Date of Award

5-2018

Degree Type

Creative Project

Degree Name

Master of Second Language Teaching (MSLT)

Department

Languages, Philosophy and Communication Studies

First Advisor

Sarah Gordon

Second Advisor

Elena Shvidko

Third Advisor

Jim Rogers

Abstract

This portfolio highlights what the author believes are important facets and implementations of second language teaching and second language learning. This portfolio is grounded in two elements: second language acquisition theory and the author’s first-hand observations as a student in the Master of Second Language Teaching (MSLT) program. The target languages focused in this portfolio are English and French.

This portfolio is divided into three main sections. The first section contains the author’s teaching philosophy statement with focuses on student and teacher roles, tasks in the classroom, and the author’s experiences teaching English. After the teaching philosophy statement, there are three research perspective papers with a focus on language, literacy, and culture. The language paper addresses classroom environment(s) and student motivation, the literacy paper concerns the use of creative writing in the second language classroom, and the culture paper explores the second person pronouns—tu and vous—in French.
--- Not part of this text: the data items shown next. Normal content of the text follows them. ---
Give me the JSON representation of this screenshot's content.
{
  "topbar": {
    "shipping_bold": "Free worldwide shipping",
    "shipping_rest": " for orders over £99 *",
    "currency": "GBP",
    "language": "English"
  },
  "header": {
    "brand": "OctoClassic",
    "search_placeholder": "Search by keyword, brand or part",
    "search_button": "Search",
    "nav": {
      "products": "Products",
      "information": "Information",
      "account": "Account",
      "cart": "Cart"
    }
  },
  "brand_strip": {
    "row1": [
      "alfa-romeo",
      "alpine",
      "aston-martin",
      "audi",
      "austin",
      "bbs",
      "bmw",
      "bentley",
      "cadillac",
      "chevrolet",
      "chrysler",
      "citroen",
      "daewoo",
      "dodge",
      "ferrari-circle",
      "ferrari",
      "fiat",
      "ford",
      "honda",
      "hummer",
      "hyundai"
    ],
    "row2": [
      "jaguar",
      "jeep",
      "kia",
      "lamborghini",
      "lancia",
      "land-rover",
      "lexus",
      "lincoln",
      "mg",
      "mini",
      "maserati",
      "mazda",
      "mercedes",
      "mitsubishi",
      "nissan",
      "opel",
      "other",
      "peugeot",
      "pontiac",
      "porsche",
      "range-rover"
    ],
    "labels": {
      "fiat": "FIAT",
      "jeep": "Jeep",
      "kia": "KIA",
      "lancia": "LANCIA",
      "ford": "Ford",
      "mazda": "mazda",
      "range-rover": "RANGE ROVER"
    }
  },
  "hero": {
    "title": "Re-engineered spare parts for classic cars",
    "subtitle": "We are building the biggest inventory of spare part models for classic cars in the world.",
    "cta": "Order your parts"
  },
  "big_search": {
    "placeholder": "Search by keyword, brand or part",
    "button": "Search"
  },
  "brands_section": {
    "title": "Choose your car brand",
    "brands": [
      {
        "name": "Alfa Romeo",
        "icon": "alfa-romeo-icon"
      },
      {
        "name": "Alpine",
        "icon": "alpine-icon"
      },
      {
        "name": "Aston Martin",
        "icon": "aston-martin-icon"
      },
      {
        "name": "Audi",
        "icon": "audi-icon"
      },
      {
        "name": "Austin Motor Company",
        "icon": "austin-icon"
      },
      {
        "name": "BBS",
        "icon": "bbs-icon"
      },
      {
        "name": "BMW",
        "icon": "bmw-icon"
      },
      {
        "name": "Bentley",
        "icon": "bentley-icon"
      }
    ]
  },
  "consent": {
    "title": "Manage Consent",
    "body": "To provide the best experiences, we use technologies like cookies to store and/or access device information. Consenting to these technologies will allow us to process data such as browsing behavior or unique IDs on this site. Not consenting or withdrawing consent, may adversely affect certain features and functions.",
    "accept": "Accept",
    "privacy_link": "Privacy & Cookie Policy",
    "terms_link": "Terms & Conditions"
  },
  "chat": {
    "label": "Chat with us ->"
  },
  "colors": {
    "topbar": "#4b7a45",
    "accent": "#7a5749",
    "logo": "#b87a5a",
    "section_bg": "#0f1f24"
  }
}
The final section of the portfolio is a collection of annotated bibliographies on key topics related to second language learning and second language teaching. The topics of the annotated bibliographies include first language use in the second language classroom, foreign language anxiety, and student creativity in the classroom. Each annotated bibliography presents different aspects of language learning from a student’s perspective.
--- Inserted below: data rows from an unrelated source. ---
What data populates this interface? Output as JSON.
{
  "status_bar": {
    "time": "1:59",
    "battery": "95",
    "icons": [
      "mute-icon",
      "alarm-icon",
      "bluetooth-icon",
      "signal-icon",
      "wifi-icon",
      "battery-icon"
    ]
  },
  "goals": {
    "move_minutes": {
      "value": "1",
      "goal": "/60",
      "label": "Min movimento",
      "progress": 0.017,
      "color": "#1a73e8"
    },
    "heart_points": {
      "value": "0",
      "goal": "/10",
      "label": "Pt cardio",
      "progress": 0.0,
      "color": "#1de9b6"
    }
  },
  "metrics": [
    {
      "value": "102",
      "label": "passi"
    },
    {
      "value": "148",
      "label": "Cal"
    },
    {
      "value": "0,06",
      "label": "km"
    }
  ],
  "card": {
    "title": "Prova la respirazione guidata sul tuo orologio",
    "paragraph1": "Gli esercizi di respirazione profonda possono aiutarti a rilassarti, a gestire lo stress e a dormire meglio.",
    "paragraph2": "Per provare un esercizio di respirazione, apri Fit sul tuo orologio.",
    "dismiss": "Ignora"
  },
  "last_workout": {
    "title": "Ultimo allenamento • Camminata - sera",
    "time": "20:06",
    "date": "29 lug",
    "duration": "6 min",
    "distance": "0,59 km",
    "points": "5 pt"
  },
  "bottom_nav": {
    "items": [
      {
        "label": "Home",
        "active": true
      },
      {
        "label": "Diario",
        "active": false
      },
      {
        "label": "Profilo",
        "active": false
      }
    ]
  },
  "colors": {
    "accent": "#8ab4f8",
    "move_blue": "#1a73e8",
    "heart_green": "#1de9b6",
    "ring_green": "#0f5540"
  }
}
This portfolio establishes itself in different theories both in language teaching and in education. This portfolio delves into sociocultural linguistics for learning and communicative approaches to languages; namely sociocultural theory, communicative language teaching, the Zone of Proximal Development, and the Output Hypothesis. There is also focus on second language motivation, and second language theories in regards to social cognition and constructivism perspectives.